Oleh : Charles Beraf, SVD
Pastor Paroki Roh Kudus Detukeli.
MENGAPA Budi? Mengapa bukan Charles yang uskup? Mengapa bukan Yohan? Mengapa bukan Sius? Mengapa bukan Jonli? Bagaimana dan mengapa Budi bisa menjadi uskup? Pertanyaan – pertanyaan ini tampaknya ‘basi’, sumbang dan kurang relevan di tengah riuh penyambutan Mgr. Budi sebagai uskup Keuskupan Agung Ende. Keriuhan pada 10 Agustus 2024 dari Bandar Udara Haji Aroeboesman hingga ke rumah besar (istana uskup) di Ndona seolah mengabaikan ‘lelahnya’ sang gembala dari Roma ke Ende. Bahkan sebaliknya, lambaian tangan dan berkat Uskup Budi dari mobil sunroof seakan mengobati segalanya: kerinduan plus kelelahan, dan karena itu, sudah tak pantas lagi untuk bertanya: mengapa Budi, dan bukan Charles?
Namun setiap pertanyaan, sesederhana apapun, selalu berjejak. Sebagai jejak, pertanyaan itu selalu berciri ‘menunjuk’ atau lebih tepat selalu berciri ‘mengabarkan’ sesuatu, yang mungkin tak banyak orang tahu atau peduli. Bukankah, seperti kata filosof Aristoteles, bertanya dan terus bertanya adalah suatu sikap filosofis paling mendasar untuk bisa menemukan yang sebenarnya? Bukankah, seperti pada tikus mondok, hal mengendus jejak demi jejak adalah cara terbaik untuk menemukan yang terbaik, yang pokok, bukan yang remeh temeh?
Itulah sebabnya ‘mengapa Budi’ tetap menjadi pertanyaan penting untuk dijawab.
Di kalangan keluarga bermarga Kleden – Waibalun, Uskup Budi adalah uskup kedua setelah mendiang Mgr. Paulus Sani Kleden (Uskup Denpasar) – kakak kandung dari ayah Uskup Budi (Petrus Sina Kleden), yang sekandung juga dengan Wilhelmus Lawe Kleden (ayah dari mantan frater SVD Tony Kleden) dan Lepan Kleden. Jadi boleh dikata dari serumah lahir dua (2) uskup: Mgr.

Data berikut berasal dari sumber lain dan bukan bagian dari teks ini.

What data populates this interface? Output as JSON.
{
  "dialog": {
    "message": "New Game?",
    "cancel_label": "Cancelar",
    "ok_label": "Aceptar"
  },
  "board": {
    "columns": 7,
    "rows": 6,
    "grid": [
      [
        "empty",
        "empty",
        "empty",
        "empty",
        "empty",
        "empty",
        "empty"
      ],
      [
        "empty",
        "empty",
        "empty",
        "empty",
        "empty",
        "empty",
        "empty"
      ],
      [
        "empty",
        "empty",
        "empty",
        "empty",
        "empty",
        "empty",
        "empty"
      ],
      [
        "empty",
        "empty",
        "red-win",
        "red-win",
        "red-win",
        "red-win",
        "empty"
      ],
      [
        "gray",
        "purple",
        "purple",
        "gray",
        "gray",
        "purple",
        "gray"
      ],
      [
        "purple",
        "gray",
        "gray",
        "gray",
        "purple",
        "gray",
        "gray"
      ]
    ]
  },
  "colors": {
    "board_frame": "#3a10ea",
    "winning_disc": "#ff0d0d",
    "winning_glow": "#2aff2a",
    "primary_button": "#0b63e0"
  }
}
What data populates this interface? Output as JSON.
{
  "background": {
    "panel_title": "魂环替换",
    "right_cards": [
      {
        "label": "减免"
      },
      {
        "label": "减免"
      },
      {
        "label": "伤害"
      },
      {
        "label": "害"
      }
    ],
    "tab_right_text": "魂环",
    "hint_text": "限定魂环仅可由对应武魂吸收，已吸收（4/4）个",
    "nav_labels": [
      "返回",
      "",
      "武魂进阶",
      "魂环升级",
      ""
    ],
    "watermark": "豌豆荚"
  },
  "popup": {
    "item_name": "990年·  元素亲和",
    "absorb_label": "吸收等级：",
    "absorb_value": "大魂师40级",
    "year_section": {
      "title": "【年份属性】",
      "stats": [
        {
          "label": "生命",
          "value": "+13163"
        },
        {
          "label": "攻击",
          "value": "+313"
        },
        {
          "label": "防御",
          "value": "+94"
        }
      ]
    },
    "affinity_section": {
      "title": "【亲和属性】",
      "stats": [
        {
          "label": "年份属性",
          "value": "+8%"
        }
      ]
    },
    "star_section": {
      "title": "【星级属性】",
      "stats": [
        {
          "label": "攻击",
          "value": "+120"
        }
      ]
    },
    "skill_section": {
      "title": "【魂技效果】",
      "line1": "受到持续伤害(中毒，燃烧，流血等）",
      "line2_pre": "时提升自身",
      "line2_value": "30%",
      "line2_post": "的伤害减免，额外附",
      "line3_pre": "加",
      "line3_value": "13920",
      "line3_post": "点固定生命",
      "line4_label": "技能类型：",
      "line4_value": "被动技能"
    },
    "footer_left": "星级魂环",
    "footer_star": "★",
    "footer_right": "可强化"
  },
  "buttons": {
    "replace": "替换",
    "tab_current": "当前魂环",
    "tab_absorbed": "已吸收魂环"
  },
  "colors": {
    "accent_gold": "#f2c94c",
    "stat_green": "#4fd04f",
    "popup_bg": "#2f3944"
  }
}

Paulus Sani Kleden dan Mgr. Paulus Budi Kleden. Duo Paulus (duo Kleden) dari satu rumah, terpilih menjadi uskup.
Bagaimana, mirip pertanyaan Maria kepada Malaekat Tuhan, hal itu mungkin terjadi? Mengapa dari serumah ada lagi Mgr. Paulus Budi Kleden, padahal sudah ada lebih dahulu Mgr. Paulus Sani Kleden (Bapa besar kandung dari Uskup Budi)? Apakah sedang ada dinasti a la gereja Katolik dari keluarga Kleden – serupa dinasti politik yang diributkan di saat akhir pemerintahan Jokowi? Apakah Vatikan diam-diam ‘main mata’ dengan marga Kleden dalam perkara pemilihan uskup?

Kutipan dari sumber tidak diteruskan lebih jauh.